The furniture company is building a 27-acre neighborhood in the outskirts of London. The only way out is through the pillow section.

LandProp Services, Ikea's real estate arm, is building a massive neighborhood in (far) East London, applying the "Ikea philosophy" to urban planning. What does that mean, exactly? "We don’t want to produce for the rich or the super-rich; we want to produce for the families, for the people," an Ikea spokesman told the Globe and Mail. The neighborhood will be entirely owned by the company, which will serve as both manager and landlord. Its style, of course, will be Scandinavian.

There is a precedent for this kind of thing — centrally managed communities aren't unusual in parts of Western Europe — but the concept of a neighborhood designed, controlled and managed by a single company, especially one with such a specific and overbearing aesthetic vision, is a little disconcerting. (You know that trapped feeling you get after losing your bearings in the bathroom furnishings section? Now imagine that on a city scale.)

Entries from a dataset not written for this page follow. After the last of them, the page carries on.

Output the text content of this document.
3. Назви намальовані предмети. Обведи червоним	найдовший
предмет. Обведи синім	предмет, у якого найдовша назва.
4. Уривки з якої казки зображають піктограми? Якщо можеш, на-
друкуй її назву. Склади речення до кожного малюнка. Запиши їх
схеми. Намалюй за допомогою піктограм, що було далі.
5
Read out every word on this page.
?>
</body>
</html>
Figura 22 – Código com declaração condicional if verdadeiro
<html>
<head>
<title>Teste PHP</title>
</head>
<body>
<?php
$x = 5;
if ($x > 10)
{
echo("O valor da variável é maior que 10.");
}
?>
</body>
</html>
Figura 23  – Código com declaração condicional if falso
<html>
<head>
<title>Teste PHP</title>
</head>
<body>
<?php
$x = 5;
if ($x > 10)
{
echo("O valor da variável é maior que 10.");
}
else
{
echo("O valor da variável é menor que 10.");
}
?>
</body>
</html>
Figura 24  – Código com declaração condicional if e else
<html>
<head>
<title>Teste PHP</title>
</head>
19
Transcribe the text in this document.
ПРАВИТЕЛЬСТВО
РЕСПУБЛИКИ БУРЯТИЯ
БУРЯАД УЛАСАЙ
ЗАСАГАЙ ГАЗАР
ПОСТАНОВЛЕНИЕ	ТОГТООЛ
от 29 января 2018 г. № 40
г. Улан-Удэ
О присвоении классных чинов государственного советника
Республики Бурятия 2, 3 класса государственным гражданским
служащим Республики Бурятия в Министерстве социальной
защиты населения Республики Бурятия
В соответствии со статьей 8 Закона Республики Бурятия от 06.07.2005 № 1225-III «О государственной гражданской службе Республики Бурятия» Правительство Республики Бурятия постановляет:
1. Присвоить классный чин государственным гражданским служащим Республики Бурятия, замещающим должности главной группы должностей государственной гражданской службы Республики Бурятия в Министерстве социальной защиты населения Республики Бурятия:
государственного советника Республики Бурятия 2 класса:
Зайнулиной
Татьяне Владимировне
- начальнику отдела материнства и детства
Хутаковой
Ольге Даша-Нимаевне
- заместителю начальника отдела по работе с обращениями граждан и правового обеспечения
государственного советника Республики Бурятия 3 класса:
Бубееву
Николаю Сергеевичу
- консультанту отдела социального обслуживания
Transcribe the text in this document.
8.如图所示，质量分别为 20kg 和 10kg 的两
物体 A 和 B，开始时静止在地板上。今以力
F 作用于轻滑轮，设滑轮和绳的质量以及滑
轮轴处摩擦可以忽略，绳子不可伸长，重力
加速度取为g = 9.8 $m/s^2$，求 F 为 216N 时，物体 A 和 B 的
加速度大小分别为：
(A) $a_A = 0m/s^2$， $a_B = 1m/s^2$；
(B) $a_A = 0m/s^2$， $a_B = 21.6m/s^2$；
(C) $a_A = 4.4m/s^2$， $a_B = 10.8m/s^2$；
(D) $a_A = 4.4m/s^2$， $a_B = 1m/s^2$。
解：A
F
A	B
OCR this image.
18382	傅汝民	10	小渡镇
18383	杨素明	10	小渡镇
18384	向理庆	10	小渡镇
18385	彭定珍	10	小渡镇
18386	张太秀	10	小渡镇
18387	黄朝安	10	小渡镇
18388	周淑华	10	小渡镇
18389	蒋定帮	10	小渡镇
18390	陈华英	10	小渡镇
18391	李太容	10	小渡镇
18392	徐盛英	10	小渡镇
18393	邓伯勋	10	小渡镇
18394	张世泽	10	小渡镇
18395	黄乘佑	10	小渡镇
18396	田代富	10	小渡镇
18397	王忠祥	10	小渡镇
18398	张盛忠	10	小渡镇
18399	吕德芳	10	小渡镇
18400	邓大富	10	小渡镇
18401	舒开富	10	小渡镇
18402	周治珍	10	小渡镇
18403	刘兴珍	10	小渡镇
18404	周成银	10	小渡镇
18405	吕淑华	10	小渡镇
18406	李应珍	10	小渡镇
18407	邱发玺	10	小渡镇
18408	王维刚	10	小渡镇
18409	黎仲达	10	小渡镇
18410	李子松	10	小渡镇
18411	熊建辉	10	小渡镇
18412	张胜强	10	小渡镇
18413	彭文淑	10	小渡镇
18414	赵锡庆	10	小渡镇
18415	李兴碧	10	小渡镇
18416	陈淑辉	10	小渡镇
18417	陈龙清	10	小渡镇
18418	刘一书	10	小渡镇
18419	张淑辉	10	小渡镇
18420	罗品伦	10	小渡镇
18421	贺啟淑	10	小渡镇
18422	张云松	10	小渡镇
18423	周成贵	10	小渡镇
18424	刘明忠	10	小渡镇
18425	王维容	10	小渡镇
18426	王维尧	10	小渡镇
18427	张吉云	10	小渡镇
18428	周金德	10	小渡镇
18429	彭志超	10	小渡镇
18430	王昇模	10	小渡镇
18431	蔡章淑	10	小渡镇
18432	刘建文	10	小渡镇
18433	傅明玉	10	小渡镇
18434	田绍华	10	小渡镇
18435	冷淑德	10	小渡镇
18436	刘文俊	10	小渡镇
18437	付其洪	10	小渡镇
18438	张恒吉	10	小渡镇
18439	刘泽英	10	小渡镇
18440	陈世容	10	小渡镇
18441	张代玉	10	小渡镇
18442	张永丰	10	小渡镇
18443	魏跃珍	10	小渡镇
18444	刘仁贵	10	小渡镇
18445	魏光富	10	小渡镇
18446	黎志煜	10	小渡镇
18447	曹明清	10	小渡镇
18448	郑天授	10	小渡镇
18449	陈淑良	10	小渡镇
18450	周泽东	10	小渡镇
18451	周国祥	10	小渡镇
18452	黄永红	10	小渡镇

But maybe this isn't so much a move toward some future corporate dystopia so much as it is a nod to the past. Ikea's "Strand East" development has more in common with Levittown, NY, than with grim sci-fi.

Levittown (and its sister towns in PA, NJ and Puerto Rico) was built to take advantage of assembly-line-style mass construction and intended to foster an instant community for home-bound soldiers after World War II; it was an idealized suburban community, perfect for America in the 50s. Strand East is built in an idealized European mold, perfect for London — and much of the increasingly city-bound world — in the 2010s.

It's an urban, Euro-flavored Levittown, meant to evoke the continent's historic city centers. It's a corporate response to the world's positive trend toward urbanization, so it might not be all bad, assuming the development doesn't take on the creepiness of Disney's model town in Florida, and that the units don't fall apart after four months. (I'm still bitter about a cartoonishly flimsy Mosjö I picked up last year. If these houses are just big Mosjös, I'm out.)